Dr Priya Vaughan, University of New South Wales
Priya Vaughan is a Post-Doctoral Research Fellow at the Black Dog Institute and a lecturer in Art History and Theory at the National Art School. With a research background in social anthropology and art history, Priya’s current research explores art and health. Recent projects have focused on embodied experiences of anxiety, women’s experiences of stigma and discrimination, narrative-based responses to Covid-19, and the evaluation of arts-based mental health interventions.
Dr Georgina Cole, National Art School
Georgina Cole is a Lecturer in Art History and Theory at the National Art School. Her research focuses on sensory themes in eighteenth-century art and intellectual history. Recent publications have addressed the representation of blindness in British art, and the nature of ambergris in the eighteenth and nineteenth centuries. This research has been supported by fellowships and grants from the Yale Center for British Art and the Paul Mellon Centre for Studies in British Art. Georgina currently serves on the International Advisory Board of British Art Studies.
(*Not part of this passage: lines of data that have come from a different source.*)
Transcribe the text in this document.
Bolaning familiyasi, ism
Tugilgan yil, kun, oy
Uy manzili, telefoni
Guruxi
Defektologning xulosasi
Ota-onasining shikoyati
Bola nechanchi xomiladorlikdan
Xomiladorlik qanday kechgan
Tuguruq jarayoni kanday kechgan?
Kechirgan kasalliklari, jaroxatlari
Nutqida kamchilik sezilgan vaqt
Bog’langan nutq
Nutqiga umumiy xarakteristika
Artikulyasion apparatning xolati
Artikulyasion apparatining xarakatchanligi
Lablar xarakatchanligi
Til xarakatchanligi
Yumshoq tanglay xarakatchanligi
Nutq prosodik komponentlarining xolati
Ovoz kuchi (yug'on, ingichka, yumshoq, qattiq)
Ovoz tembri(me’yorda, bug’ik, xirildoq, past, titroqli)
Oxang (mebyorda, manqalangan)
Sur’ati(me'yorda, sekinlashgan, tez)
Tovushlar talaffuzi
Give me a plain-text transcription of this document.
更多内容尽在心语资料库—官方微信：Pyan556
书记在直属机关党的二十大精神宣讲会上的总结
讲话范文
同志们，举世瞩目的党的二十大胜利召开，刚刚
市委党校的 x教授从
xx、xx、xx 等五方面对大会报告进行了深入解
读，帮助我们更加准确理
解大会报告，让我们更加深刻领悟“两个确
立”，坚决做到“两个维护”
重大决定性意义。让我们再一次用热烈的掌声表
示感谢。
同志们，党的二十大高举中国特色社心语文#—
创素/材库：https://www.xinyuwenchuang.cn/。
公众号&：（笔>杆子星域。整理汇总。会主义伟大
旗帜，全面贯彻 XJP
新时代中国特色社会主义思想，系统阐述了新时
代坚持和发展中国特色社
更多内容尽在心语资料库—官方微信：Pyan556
Dr Molly Duggins, National Art School
Dr. Molly Duggins is a lecturer in the Department of Art History and Theory at the National Art School, specialising in the visual and material culture of the British Empire. Current publishing projects include edited volumes on nineteenth-century marine material culture and the Australian object in art history, as well as a monograph on albums and the colonial world. Research for these projects has been supported through fellowships at the State Library of New South Wales, the Yale Center for British Art (CT, USA), the Strong Museum of Play (NY, USA), and the Winterthur Museum and Library (DE, USA).
Dr Harriet Edquist, RMIT
Harriet Edquist is a historian and curator, professor emerita of architectural history at RMIT, founding director of RMIT Design Archives and founding editor of RMIT Design Archives Journal. Her research investigates women's labour in the arts, modernism in Australian architecture, design, material culture and literature, European diasporas, and architecture at the colonial frontier. She was a founder of Automotive Historians Australia and its inaugural president from 2015-2019. Her recent work includes the exhibitions Melbourne Modern. European art and design at RMIT since 1945 (RMIT Gallery 2019) and Dream Factory. GMH Design at Fishermans Bend 1964-2020 (City Gallery Melbourne 2021).